Loin d’être une simple hypothèse de Freud, la pulsion de mort constitue la vérité interne de notre époque. Celle-ci se définit par la rationalité scientifique, et la science par excellence de l’époque industrielle est la thermodynamique, fondée par Sadi Carnot en 1824 et dont Rudolf Clausius formule le second principe en 1865 : le principe d’entropie, qui fait de la mort thermique de l’univers l’horizon de toute chose, et instaure ainsi la pulsion de mort en principe cosmologique. La formulation du principe d’entropie est le moment où la rationalité, qui avait fondé l’universalité de sa vérité sur le point de vue de la mort, découvre dans la mort le principe universel de la réalité. C’est en effet la perspective qui nous est imposée par les sciences contemporaines, y compris en anthropologie : nous savons désormais qu’Homo sapiens est une espèce parmi d’autres et que les espèces sont mortelles, nous savons aussi que plusieurs espèces humaines ont vécu et disparu ; Néandertal, qui était doté du langage, avait des pratique artistiques et funéraires, a disparu il y a environ 30 000 ans dans des conditions climatiques qui n’avaient rien de critique. Sapiens disparaîtra, l’hypothèse de sa disparition à court ou moyen-terme n’est pas insensée : l’hypothèse vertigineuse envisagée par Emmanuel Carrère — « un tel chaos, ce n’est jamais arrivé, ce n’est pas une phase, c’est la fin » —, cette hypothèse ne peut pas être balayée par de simples protestations d’optimisme.

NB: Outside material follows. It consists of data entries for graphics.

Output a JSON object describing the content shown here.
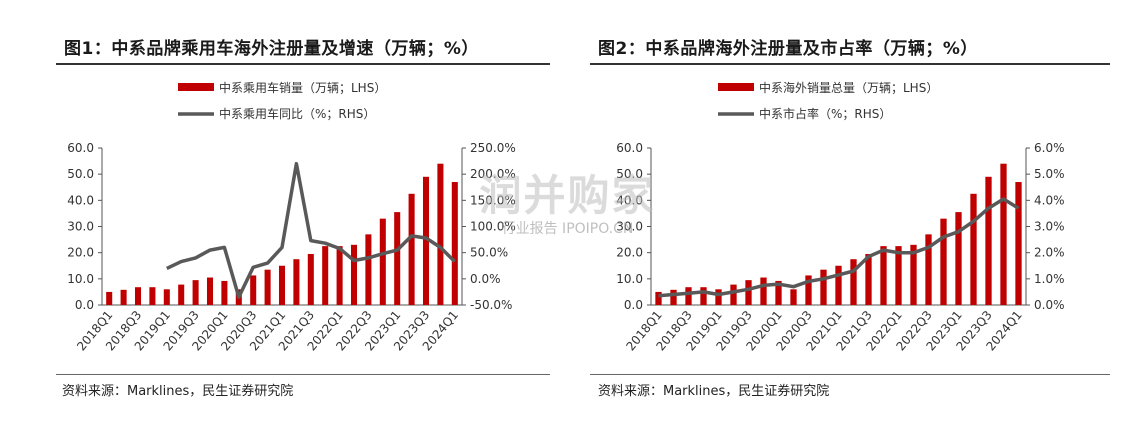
{
  "figures": [
    {
      "title": "图1：中系品牌乘用车海外注册量及增速（万辆；%）",
      "source": "资料来源：Marklines，民生证券研究院"
    },
    {
      "title": "图2：中系品牌海外注册量及市占率（万辆；%）",
      "source": "资料来源：Marklines，民生证券研究院"
    }
  ],
  "watermark": {
    "text": "润并购家",
    "subtext": "行业报告 IPOIPO.CN"
  },
  "chart_data": [
    {
      "type": "bar",
      "categories": [
        "2018Q1",
        "2018Q2",
        "2018Q3",
        "2018Q4",
        "2019Q1",
        "2019Q2",
        "2019Q3",
        "2019Q4",
        "2020Q1",
        "2020Q2",
        "2020Q3",
        "2020Q4",
        "2021Q1",
        "2021Q2",
        "2021Q3",
        "2021Q4",
        "2022Q1",
        "2022Q2",
        "2022Q3",
        "2022Q4",
        "2023Q1",
        "2023Q2",
        "2023Q3",
        "2023Q4",
        "2024Q1"
      ],
      "xtick_labels": [
        "2018Q1",
        "2018Q3",
        "2019Q1",
        "2019Q3",
        "2020Q1",
        "2020Q3",
        "2021Q1",
        "2021Q3",
        "2022Q1",
        "2022Q3",
        "2023Q1",
        "2023Q3",
        "2024Q1"
      ],
      "series": [
        {
          "name": "中系乘用车销量（万辆；LHS）",
          "type": "bar",
          "axis": "left",
          "color": "#c00000",
          "values": [
            5.0,
            5.8,
            6.8,
            6.8,
            6.0,
            7.8,
            9.5,
            10.5,
            9.2,
            6.0,
            11.3,
            13.5,
            15.0,
            17.5,
            19.5,
            22.5,
            22.5,
            23.0,
            27.0,
            33.0,
            35.5,
            42.5,
            49.0,
            54.0,
            47.0
          ]
        },
        {
          "name": "中系乘用车同比（%；RHS）",
          "type": "line",
          "axis": "right",
          "color": "#595959",
          "values": [
            null,
            null,
            null,
            null,
            20.0,
            33.0,
            40.0,
            55.0,
            60.0,
            -35.0,
            22.0,
            30.0,
            60.0,
            220.0,
            73.0,
            68.0,
            58.0,
            35.0,
            40.0,
            48.0,
            55.0,
            82.0,
            78.0,
            60.0,
            33.0
          ]
        }
      ],
      "left_axis": {
        "ylim": [
          0,
          60
        ],
        "ticks": [
          "0.0",
          "10.0",
          "20.0",
          "30.0",
          "40.0",
          "50.0",
          "60.0"
        ]
      },
      "right_axis": {
        "ylim": [
          -50,
          250
        ],
        "ticks": [
          "-50.0%",
          "0.0%",
          "50.0%",
          "100.0%",
          "150.0%",
          "200.0%",
          "250.0%"
        ]
      },
      "legend_position": "top-center",
      "grid": false
    },
    {
      "type": "bar",
      "categories": [
        "2018Q1",
        "2018Q2",
        "2018Q3",
        "2018Q4",
        "2019Q1",
        "2019Q2",
        "2019Q3",
        "2019Q4",
        "2020Q1",
        "2020Q2",
        "2020Q3",
        "2020Q4",
        "2021Q1",
        "2021Q2",
        "2021Q3",
        "2021Q4",
        "2022Q1",
        "2022Q2",
        "2022Q3",
        "2022Q4",
        "2023Q1",
        "2023Q2",
        "2023Q3",
        "2023Q4",
        "2024Q1"
      ],
      "xtick_labels": [
        "2018Q1",
        "2018Q3",
        "2019Q1",
        "2019Q3",
        "2020Q1",
        "2020Q3",
        "2021Q1",
        "2021Q3",
        "2022Q1",
        "2022Q3",
        "2023Q1",
        "2023Q3",
        "2024Q1"
      ],
      "series": [
        {
          "name": "中系海外销量总量（万辆；LHS）",
          "type": "bar",
          "axis": "left",
          "color": "#c00000",
          "values": [
            5.0,
            5.8,
            6.8,
            6.8,
            6.0,
            7.8,
            9.5,
            10.5,
            9.2,
            6.0,
            11.3,
            13.5,
            15.0,
            17.5,
            19.5,
            22.5,
            22.5,
            23.0,
            27.0,
            33.0,
            35.5,
            42.5,
            49.0,
            54.0,
            47.0
          ]
        },
        {
          "name": "中系市占率（%；RHS）",
          "type": "line",
          "axis": "right",
          "color": "#595959",
          "values": [
            0.35,
            0.4,
            0.45,
            0.5,
            0.4,
            0.5,
            0.6,
            0.75,
            0.8,
            0.7,
            0.9,
            1.0,
            1.15,
            1.3,
            1.85,
            2.1,
            2.0,
            2.0,
            2.2,
            2.6,
            2.8,
            3.2,
            3.7,
            4.05,
            3.7
          ]
        }
      ],
      "left_axis": {
        "ylim": [
          0,
          60
        ],
        "ticks": [
          "0.0",
          "10.0",
          "20.0",
          "30.0",
          "40.0",
          "50.0",
          "60.0"
        ]
      },
      "right_axis": {
        "ylim": [
          0,
          6
        ],
        "ticks": [
          "0.0%",
          "1.0%",
          "2.0%",
          "3.0%",
          "4.0%",
          "5.0%",
          "6.0%"
        ]
      },
      "legend_position": "top-center",
      "grid": false
    }
  ]
}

Au moment où les climatologues alertent sur l’atteinte de seuils d’irréversibilité, tout le monde semble s’être mis d’accord pour préparer la prochaine guerre mondiale.

Jean Vioulac

L’urgence est celle de l’action concertée, de la politique, donc : c’est pourquoi Emmanuel Carrère sous-estime l’enjeu de « la fin de la démocratie », c’est-à-dire de la montée des néofascismes et des fondamentalismes religieux, puisque c’est précisément la possibilité d’une action commune et raisonnée fondée sur un savoir partagé qui, à l’ère de la Post-Truth et de la guerre de tous contre tous, est remise en question. Mais il a raison de reconnaître que personne n’a dit qu’il y avait une solution : l’Anthropocène réfute l’optimisme de Marx qui pensait que « l’humanité ne se pose jamais que les problèmes qu’elle peut résoudre », et l’absence de solution ne signifie pas qu’il n’y a pas de problème, de même que l’incurabilité d’une maladie ne remet pas en cause la pertinence d’un diagnostic. Alors en effet peut-être faut-il penser à son enfance, à celle de l’humanité, et à ce que fut l’homme, « cette espèce douloureuse et vile, à peine différente du singe, qui portait cependant en elle tant d’aspirations nobles, cette espèce torturée, contradictoire, individualiste et querelleuse, d’un égoïsme illimité, parfois capable d’explosions de violence inouïes, mais qui ne cessa jamais pourtant de croire à la bonté et à l’amour » à laquelle Michel Houellebecq dédiait Les Particules élémentaires.

Sources
  1. Nicolas Bouzou, « Le catastrophisme d’Emmanuel Carrère ? Exagéré, si ce n’est injustifié », L’Express, 02/01/2024, qui ne voit partout que « formidable défi ».
  2. D’où le christianisme de Dostoïevski. Mais la question de la résurrection, pour prolonger le propos d’Emmanuel Carrère dans Le Royaume, ne se pose pas après la mort, elle se pose dès la naissance, elle est l’œuvre d’une vie  : il s’agit de conjurer la puissance spectrale de la mort — ce qui implique de conjurer aussi le spectre de la religion — pour devenir un homme en chair et en os, campé sur la terre solide et bien ronde  ; en cela l’incarnation est résurrection.